It’s my second to last day of work. I knew I’d have feelings, that I’d miss my coworkers and all that. But as I close the door on my decade-long career in San Francisco, the thing I can’t stop thinking about is something surprising. It’s Market Street. For over a decade, through multiple jobs, countless seasons of my life, day after day I have biked down Market Street to work. Even when safer or more bike-friendly routes existed to the various offices downtown where I’ve been employed, I always chose Market Street. The way it cuts right across the middle of the city grid with no respect for right angles seemed most direct to me. And week after week, Market Street felt like a story I was part of. When I got my job at Twitter in 2009, there was no question how I planned to commute to their humble Folsom Street office – I was going to bike. I’d breeze down to work with the ferry building beaming at me from the end of the road.

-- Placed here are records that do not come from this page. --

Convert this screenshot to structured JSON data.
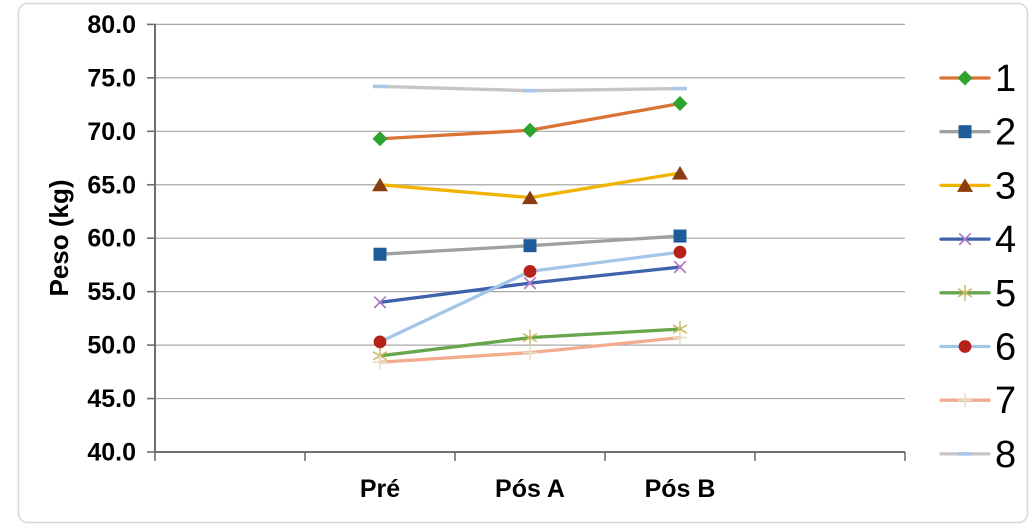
{
  "chart_data": {
    "type": "line",
    "title": "",
    "xlabel": "",
    "ylabel": "Peso (kg)",
    "categories": [
      "Pré",
      "Pós A",
      "Pós B"
    ],
    "y_ticks": [
      "40.0",
      "45.0",
      "50.0",
      "55.0",
      "60.0",
      "65.0",
      "70.0",
      "75.0",
      "80.0"
    ],
    "y_tick_values": [
      40,
      45,
      50,
      55,
      60,
      65,
      70,
      75,
      80
    ],
    "ylim": [
      40,
      80
    ],
    "grid": true,
    "legend_position": "right",
    "series": [
      {
        "name": "1",
        "values": [
          69.3,
          70.1,
          72.6
        ],
        "line_color": "#DA7334",
        "marker": "diamond",
        "marker_color": "#2FA330"
      },
      {
        "name": "2",
        "values": [
          58.5,
          59.3,
          60.2
        ],
        "line_color": "#A0A0A0",
        "marker": "square",
        "marker_color": "#1D5C99"
      },
      {
        "name": "3",
        "values": [
          65.0,
          63.8,
          66.1
        ],
        "line_color": "#F0B300",
        "marker": "triangle",
        "marker_color": "#8C3D0F"
      },
      {
        "name": "4",
        "values": [
          54.0,
          55.8,
          57.3
        ],
        "line_color": "#3E62AC",
        "marker": "x",
        "marker_color": "#B07CC6"
      },
      {
        "name": "5",
        "values": [
          49.0,
          50.7,
          51.5
        ],
        "line_color": "#68A64D",
        "marker": "star",
        "marker_color": "#CBB864"
      },
      {
        "name": "6",
        "values": [
          50.3,
          56.9,
          58.7
        ],
        "line_color": "#A2C5E8",
        "marker": "circle",
        "marker_color": "#B52318"
      },
      {
        "name": "7",
        "values": [
          48.4,
          49.3,
          50.7
        ],
        "line_color": "#F2AC8D",
        "marker": "plus",
        "marker_color": "#E6E0C8"
      },
      {
        "name": "8",
        "values": [
          74.2,
          73.8,
          74.0
        ],
        "line_color": "#C6C6C6",
        "marker": "dash",
        "marker_color": "#A9C7E9"
      }
    ],
    "colors": {
      "background": "#FFFFFF",
      "chart_border": "#D7D7D7",
      "gridline": "#A8A8A8",
      "axis": "#6E6E6E",
      "text": "#000000"
    }
  }
}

Every day was another adventure. There was the time my company laptop bounced out of my bike basket and into the road when I went over uneven pavement. And there was the time the gears of my hand-me-down bike seized up and I flew over the handlebars into an intersection. I still have a hole in the elbow of my favorite coat from that one and a scar on my arm. Another time I was nearly wiped from the earth by a car making an illegal turn to the Octavia freeway onramp. I rode on warm days in short sleeves. I rode in downpours so heavy I could hardly see. I rode with the wind in my hair and a smile on my face, I rode choking back tears. I rode past parades, police barricades, through protests. The evening after Trump won in 2016, I pulled over on my way home to walk my bike amid a crowd of people carrying signs and marching, similarly lost and disheartened. I rode past person after person in crisis. There was the barefoot woman pulling up her dress to pee on the curb in broad daylight. The homeless man who sat each winter morning atop the steam vent at 4th Street. The guy with the megaphone screaming about god. The drug dealers, the crackheads, the staggering and stammering mentally ill I’d passed so many times I recognized them. I’d stop at the red lights and look around. Sometimes my heart melted, other times I wanted to scream and turn away.
Tourists loved to ask directions from me as I waited at red lights. I always paused to help. Try this place for food, go that way to Union Square or that way to the Castro, have a great day. As I rode, Market street transformed. It evolved from a cyclist’s nightmare to the incredible car-free bike route it is now. The monstrous boarded up building at 10th Street was remodeled and became my new office. I was too lazy to take my bike into the basement to the bike room so I locked it right out front on Market. Once I completely forgot to lock it up. It was still there when I came out of the office at 5pm, which was either a miracle or a sign that my bike was worthless. When I got a shiny new ride years later I was much more careful, but twice I caught someone trying to cut my lock. When I got pregnant in 2017, I kept biking. We adjusted my seat and handlebars and I rode right up to my due date. And when I had Jude, I got a bike he could ride in too, dropping him at daycare and then pedaling off to work. When Slack’s offices closed in 2020 as the pandemic hit, I couldn’t fathom working from home and got a membership to WeWork downtown and kept riding. For months it felt like I was the only one pedaling down Market at 9am day after day. Yesterday I was at a red light when a motorcycle skidded out in the intersection in front of me, throwing the rider onto the pavement. I’m the kind of person who stops and I ran over to call 911. I was late for a meeting but stuck around until the police arrived. In some ways it was just another ride to work for me, albeit a more dramatic one than normal, but it made me pause and realize what this part of my day has meant to me all these years. In leaving my career in San Francisco, I am leaving this too, this connection I have had to the city all these years. Market Street isn’t pretty, but through all the offices, job titles, bosses, relationships and dramas in my life for ten years, this commute was my one constant. As I get ready to leave this whole chapter of my life, this strip of road is the most tangible thing I can grab onto. I’ve always had Market Street. And now I won’t.
After having ridden this stretch of road more than 5,000 times, tomorrow I’ll ride it one last time. I’ll shoulder my backpack and buckle my helmet. I’ll weave down the trashed alley behind Safeway and cross onto the bike lane, then switch into high gear to try and hit all the greens. I’ll cross the muni tracks at an angle and dodge the drunks at civic center. I’ll pass the slow buses and the Powell Street trolley turnaround, and I’ll hand in my laptop and get my last paycheck.
And then I’ll put on my headphones and my favorite playlist, and I guess I’ll take off from there. A different road is calling.